The Hong Kong Monetary Authority (HKMA) said it bought US$603 million at HK$7.75 per dollar, which is the so-called strong side of the permitted convertibility range of HK$7.75 to HK$7.85 that obligates intervention. The move, announced in an emailed statement on Saturday, was confirmed by spokeswoman Rhonda Lam (林耘) who said the HKMA acted during New York trading hours.
“Funds continue to flow into Hong Kong given the monetary easing in the US and Europe,” said Kenix Lai (賴春梅), a currency analyst at Bank of East Asia Ltd in Hong Kong. “That’s evident by the rising stock market and property prices. I expect HKMA will still have to intervene in the near term as capital inflows continue.”

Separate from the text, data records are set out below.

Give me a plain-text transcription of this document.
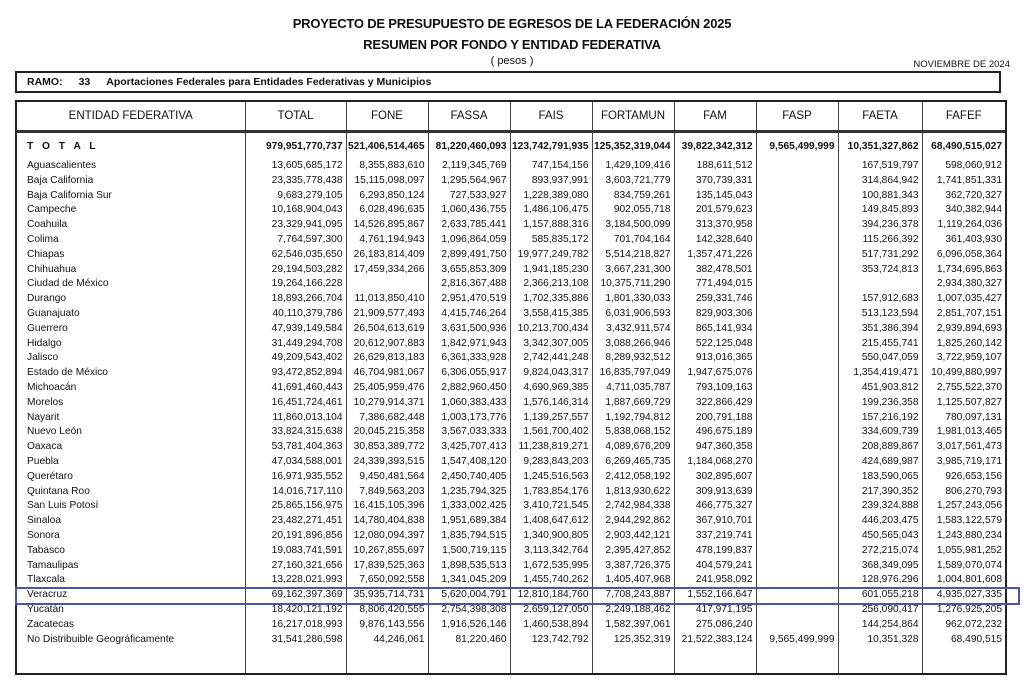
PROYECTO DE PRESUPUESTO DE EGRESOS DE LA FEDERACIÓN 2025
RESUMEN POR FONDO Y ENTIDAD FEDERATIVA
( pesos )	NOVIEMBRE DE 2024
RAMO: 33 Aportaciones Federales para Entidades Federativas y Municipios
ENTIDAD FEDERATIVA	TOTAL	FONE	FASSA	FAIS	FORTAMUN	FAM	FASP	FAETA	FAFEF
T O T A L	979,951,770,737	521,406,514,465	81,220,460,093	123,742,791,935	125,352,319,044	39,822,342,312	9,565,499,999	10,351,327,862	68,490,515,027
Aguascalientes	13,605,685,172	8,355,883,610	2,119,345,769	747,154,156	1,429,109,416	188,611,512		167,519,797	598,060,912
Baja California	23,335,778,438	15,115,098,097	1,295,564,967	893,937,991	3,603,721,779	370,739,331		314,864,942	1,741,851,331
Baja California Sur	9,683,279,105	6,293,850,124	727,533,927	1,228,389,080	834,759,261	135,145,043		100,881,343	362,720,327
Campeche	10,168,904,043	6,028,496,635	1,060,436,755	1,486,106,475	902,055,718	201,579,623		149,845,893	340,382,944
Coahuila	23,329,941,095	14,526,895,867	2,633,785,441	1,157,888,316	3,184,500,099	313,370,958		394,236,378	1,119,264,036
Colima	7,764,597,300	4,761,194,943	1,096,864,059	585,835,172	701,704,164	142,328,640		115,266,392	361,403,930
Chiapas	62,546,035,650	26,183,814,409	2,899,491,750	19,977,249,782	5,514,218,827	1,357,471,226		517,731,292	6,096,058,364
Chihuahua	29,194,503,282	17,459,334,266	3,655,853,309	1,941,185,230	3,667,231,300	382,478,501		353,724,813	1,734,695,863
Ciudad de México	19,264,166,228		2,816,367,488	2,366,213,108	10,375,711,290	771,494,015			2,934,380,327
Durango	18,893,266,704	11,013,850,410	2,951,470,519	1,702,335,886	1,801,330,033	259,331,746		157,912,683	1,007,035,427
Guanajuato	40,110,379,786	21,909,577,493	4,415,746,264	3,558,415,385	6,031,906,593	829,903,306		513,123,594	2,851,707,151
Guerrero	47,939,149,584	26,504,613,619	3,631,500,936	10,213,700,434	3,432,911,574	865,141,934		351,386,394	2,939,894,693
Hidalgo	31,449,294,708	20,612,907,883	1,842,971,943	3,342,307,005	3,088,266,946	522,125,048		215,455,741	1,825,260,142
Jalisco	49,209,543,402	26,629,813,183	6,361,333,928	2,742,441,248	8,289,932,512	913,016,365		550,047,059	3,722,959,107
Estado de México	93,472,852,894	46,704,981,067	6,306,055,917	9,824,043,317	16,835,797,049	1,947,675,076		1,354,419,471	10,499,880,997
Michoacán	41,691,460,443	25,405,959,476	2,882,960,450	4,690,969,385	4,711,035,787	793,109,163		451,903,812	2,755,522,370
Morelos	16,451,724,461	10,279,914,371	1,060,383,433	1,576,146,314	1,887,669,729	322,866,429		199,236,358	1,125,507,827
Nayarit	11,860,013,104	7,386,682,448	1,003,173,776	1,139,257,557	1,192,794,812	200,791,188		157,216,192	780,097,131
Nuevo León	33,824,315,638	20,045,215,358	3,567,033,333	1,561,700,402	5,838,068,152	496,675,189		334,609,739	1,981,013,465
Oaxaca	53,781,404,363	30,853,389,772	3,425,707,413	11,238,819,271	4,089,676,209	947,360,358		208,889,867	3,017,561,473
Puebla	47,034,588,001	24,339,393,515	1,547,408,120	9,283,843,203	6,269,465,735	1,184,068,270		424,689,987	3,985,719,171
Querétaro	16,971,935,552	9,450,481,564	2,450,740,405	1,245,516,563	2,412,058,192	302,895,607		183,590,065	926,653,156
Quintana Roo	14,016,717,110	7,849,563,203	1,235,794,325	1,783,854,176	1,813,930,622	309,913,639		217,390,352	806,270,793
San Luis Potosí	25,865,156,975	16,415,105,396	1,333,002,425	3,410,721,545	2,742,984,338	466,775,327		239,324,888	1,257,243,056
Sinaloa	23,482,271,451	14,780,404,838	1,951,689,384	1,408,647,612	2,944,292,862	367,910,701		446,203,475	1,583,122,579
Sonora	20,191,896,856	12,080,094,397	1,835,794,515	1,340,900,805	2,903,442,121	337,219,741		450,565,043	1,243,880,234
Tabasco	19,083,741,591	10,267,855,697	1,500,719,115	3,113,342,764	2,395,427,852	478,199,837		272,215,074	1,055,981,252
Tamaulipas	27,160,321,656	17,839,525,363	1,898,535,513	1,672,535,995	3,387,726,375	404,579,241		368,349,095	1,589,070,074
Tlaxcala	13,228,021,993	7,650,092,558	1,341,045,209	1,455,740,262	1,405,407,968	241,958,092		128,976,296	1,004,801,608
Veracruz	69,162,397,369	35,935,714,731	5,620,004,791	12,810,184,760	7,708,243,887	1,552,166,647		601,055,218	4,935,027,335
Yucatán	18,420,121,192	8,806,420,555	2,754,398,308	2,659,127,050	2,249,188,462	417,971,195		256,090,417	1,276,925,205
Zacatecas	16,217,018,993	9,876,143,556	1,916,526,146	1,460,538,894	1,582,397,061	275,086,240		144,254,864	962,072,232
No Distribuible Geográficamente	31,541,286,598	44,246,061	81,220,460	123,742,792	125,352,319	21,522,383,124	9,565,499,999	10,351,328	68,490,515
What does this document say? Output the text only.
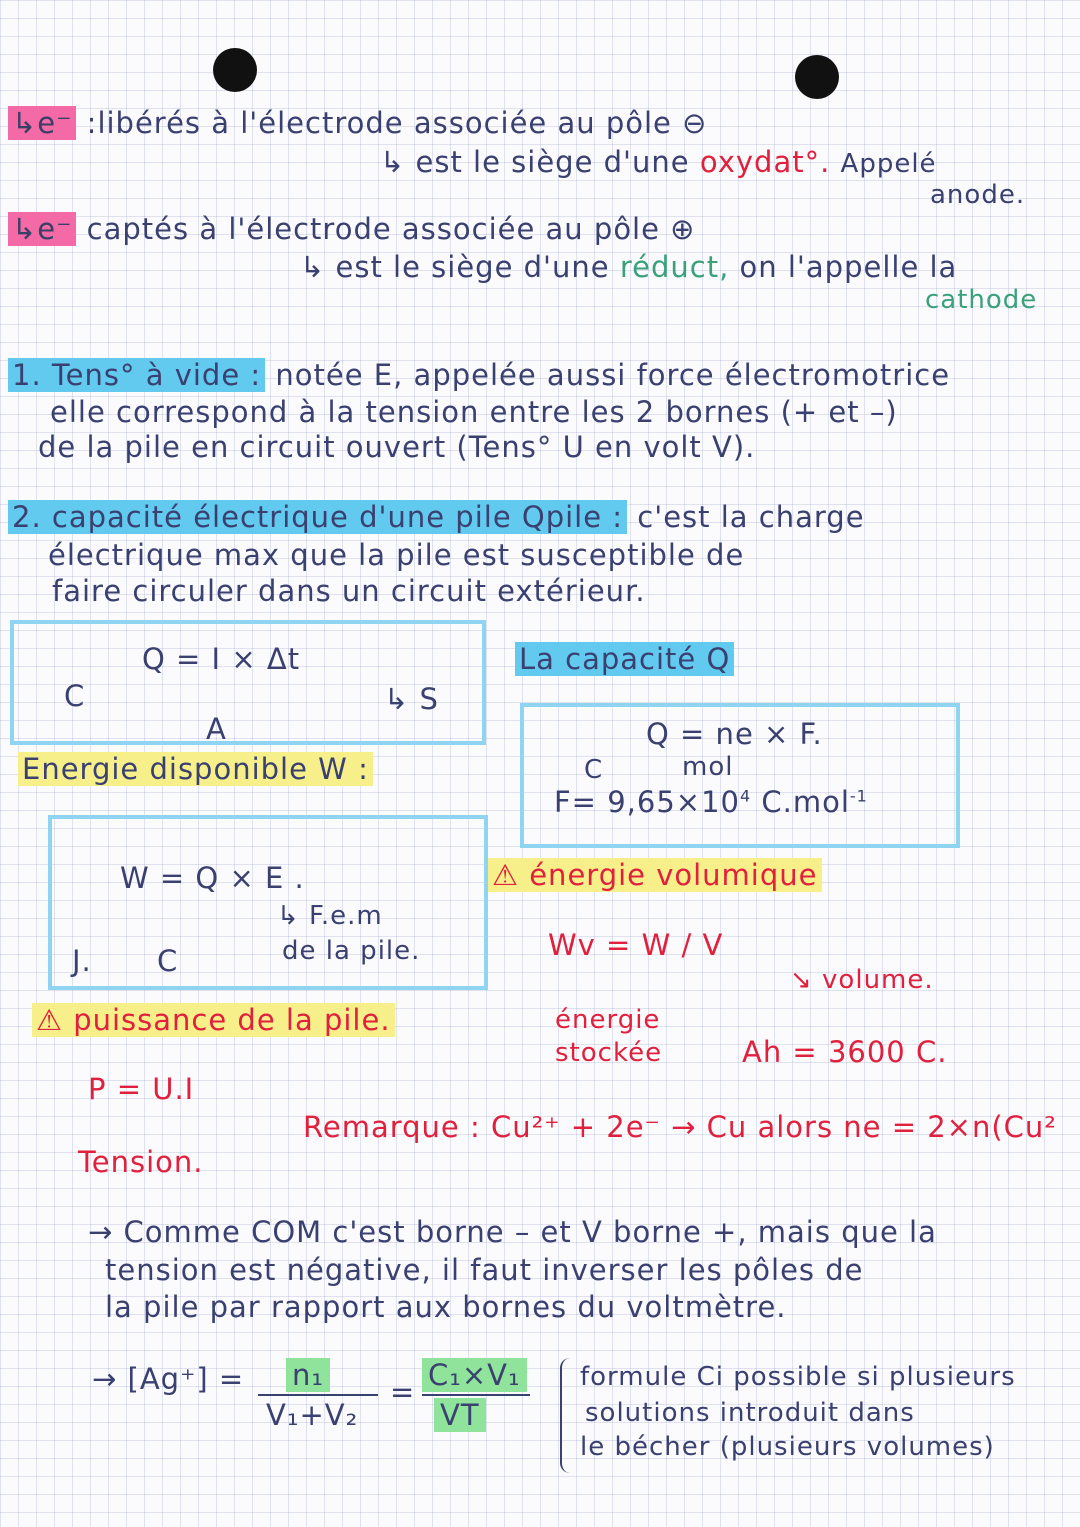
↳e⁻ :libérés à l'électrode associée au pôle ⊖
↳ est le siège d'une oxydat°. Appelé
anode.
↳e⁻ captés à l'électrode associée au pôle ⊕
↳ est le siège d'une réduct, on l'appelle la
cathode
1. Tens° à vide : notée E, appelée aussi force électromotrice
elle correspond à la tension entre les 2 bornes (+ et –)
de la pile en circuit ouvert (Tens° U en volt V).
2. capacité électrique d'une pile Qpile : c'est la charge
électrique max que la pile est susceptible de
faire circuler dans un circuit extérieur.
Q = I × Δt
C
A
↳ S
Energie disponible W :
W = Q × E .
J. C
↳ F.e.m
de la pile.
La capacité Q
Q = ne × F.
C	mol
$F= 9,65\times 10^4$ C.mol$^{-1}$
⚠ énergie volumique
Wv = W / V
↘ volume.
énergie
stockée	Ah = 3600 C.
⚠ puissance de la pile.
P = U.I
Tension.
Remarque : Cu²⁺ + 2e⁻ → Cu alors ne = 2×n(Cu²
→ Comme COM c'est borne – et V borne +, mais que la
tension est négative, il faut inverser les pôles de
la pile par rapport aux bornes du voltmètre.
→ [Ag⁺] = n₁
V₁+V₂
= C₁×V₁
VT
formule Ci possible si plusieurs
solutions introduit dans
le bécher (plusieurs volumes)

Policy makers from around the world have bemoaned the economic threat of stronger exchange rates from the US Federal Reserve’s monetary easing. At IMF meetings in Tokyo this month, Brazil’s Finance Minister Guido Mantega vowed to shield his country from the “selfish” monetary policies of some developed nations, while Philippine central bank Governor Amando Tetangco said the Fed was causing “challenges to monetary policy in emerging markets.”
The Fed initiated a third phase of so-called quantitative easing on Sept. 13, purchasing US$40 billion of mortgage-backed securities per month, and said this will continue until the outlook for jobs improves “substantially.”
The European Central Bank (ECB) and Bank of Japan (BOJ) have also added to stimulus. The ECB pledged last month to buy the bonds of governments that agree to austerity conditions while the BOJ boosted its asset-purchase fund by YEN10 trillion (US$126 billion) and abandoned a minimum yield for the bonds it purchases.
“The recent increase in demand for the local currency is related to a less strained European market, weakness in the US dollar and declining US interest rates, which have prompted capital inflows into currency and equity markets in the region,” the HKMA said.
“Upward pressures have similarly been observed in other Asian currencies,” it said.
Emerging-market equity funds tracked by EPFR Global Research recorded their sixth straight week of inflows for the week ending Oct. 17, bringing inflows to more than US$21 billion so far this year, according to a statement from the company. Commitments to China equity funds reached a seven-week high, with flows attributable to domestically-domiciled funds at the highest level in more than four months, it said.
The Bloomberg-JPMorgan Asia Dollar Index, which tracks the region’s most-active currencies, rose 0.1 percent in the week ending Oct. 19 and touched 117.87 on Oct. 18, the highest level since February. The Hong Kong dollar gained 0.02 percent in the week to close at HK$7.7503 per US dollar.
The rally in the Chinese currency, which touched a 19-year high of 6.2446 per dollar on Oct. 18, has spurred demand for the Hong Kong dollar as investors bet the city’s economy and stock market will benefit from a growth rebound in China.
The currency gains “reflect the shifting investment sentiment toward the Chinese economy,” Andy Ji, a Singapore-based foreign-exchange strategist at Commonwealth Bank of Australia, said in emailed comments yesterday.